Really, this person’s problem was not with the existence of cake or the eating of cake, but with the purchasing of the cake for myself. She seemed to feel that it was someone else’s responsibility to buy me cake, although I did notice that not once during the entire exchange did she offer to do it herself. Apparently, by some definition of being a girl, I was supposed to sit by and wait for someone to buy me cake.

And wait.

And wait.

And be hungry while waiting. And go totally cakeless while I waited.

There are about ninety-three things wrong with her very anti-feminist “someone should buy you cake” concept. While I am in total agreement that there should be legions of people walking behind me holding cakes for me on any given day, I have to argue that in the absence of overthrowing a neighboring government and enslaving their citizens into my own private cake army, I have two choices: not have cake, or have cake.

Not having cake is so unacceptably jacked up an option as to almost make me throw my head back and laugh at her. Having cake is…well…completely logical and the option I went with.

This pretty much boils down to a very important concept of self-love (not that kind of self-love, we’ll talk about that next week). It’s 2013, I’m a grown-up, and I have both keys to a working automobile and a debit card linked to a bank account that actually has money in it thanks to the job I have. I can sit around being sad because it’s my birthday and no one brought over a cake, or I can act like an adult and get myself a cake.

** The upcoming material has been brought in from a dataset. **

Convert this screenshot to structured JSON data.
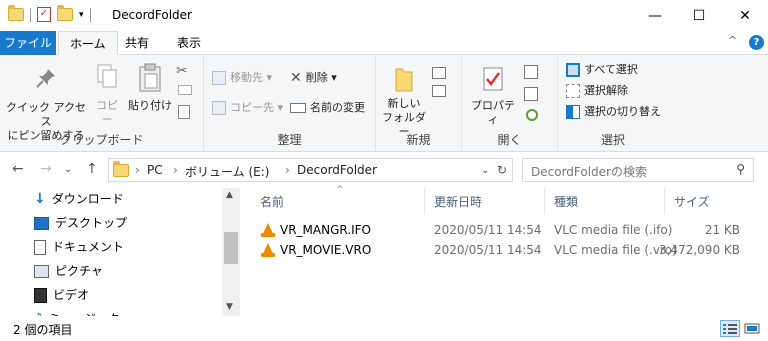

I chose the second choice.

I’ll also have you know that I toyed with the idea of having an inflatable bounce house brought over and erected in my yard, but that was really only a fun passing thought because a) I’ve never had a bounce house for my birthday and b) because the look on my kids’ faces when I bogarted the bounce house and wouldn’t let them in would have been the best birthday present ever. I could just see them fighting to storm my bouncey castle and being horribly confused when my cake army poured boiling tar on them from the ramparts. I giggled over envisioning their pitiful cries as they begged to be allowed in my bounce house only to result in my shouting, “No! This is my bounce house! You will only get a bounce house when you have a college degree and a job to pay for the four-hour rental plus delivery fee!” (Besides being an epic parent fail, I also found out that bouncey castle rentals are $400, and I realized that was a shit load of self-bought cake, so I skipped it.)

People, we’ve got to stop whining about what’s wrong with our lives and do something for ourselves once in a while. Yes, I could have bitched at my husband when he made it home from his business trip at 11pm for not making sure cake magically appeared on my birthday, and yes, I could have moped around the house generally feeling sorry for myself and my lack of cakehood. Or I could get off my ass and buy a cake. Which choice made me happier, and which choice actually resulted in CAKE?

Now, the “Happy Birthday to Me!” icing I decorated it with was actually just a fun, superfluous add-on to make people in my home feel guilty for not having bought me a cake. I said I was a self-sufficient, confident woman…I never said I was a saint.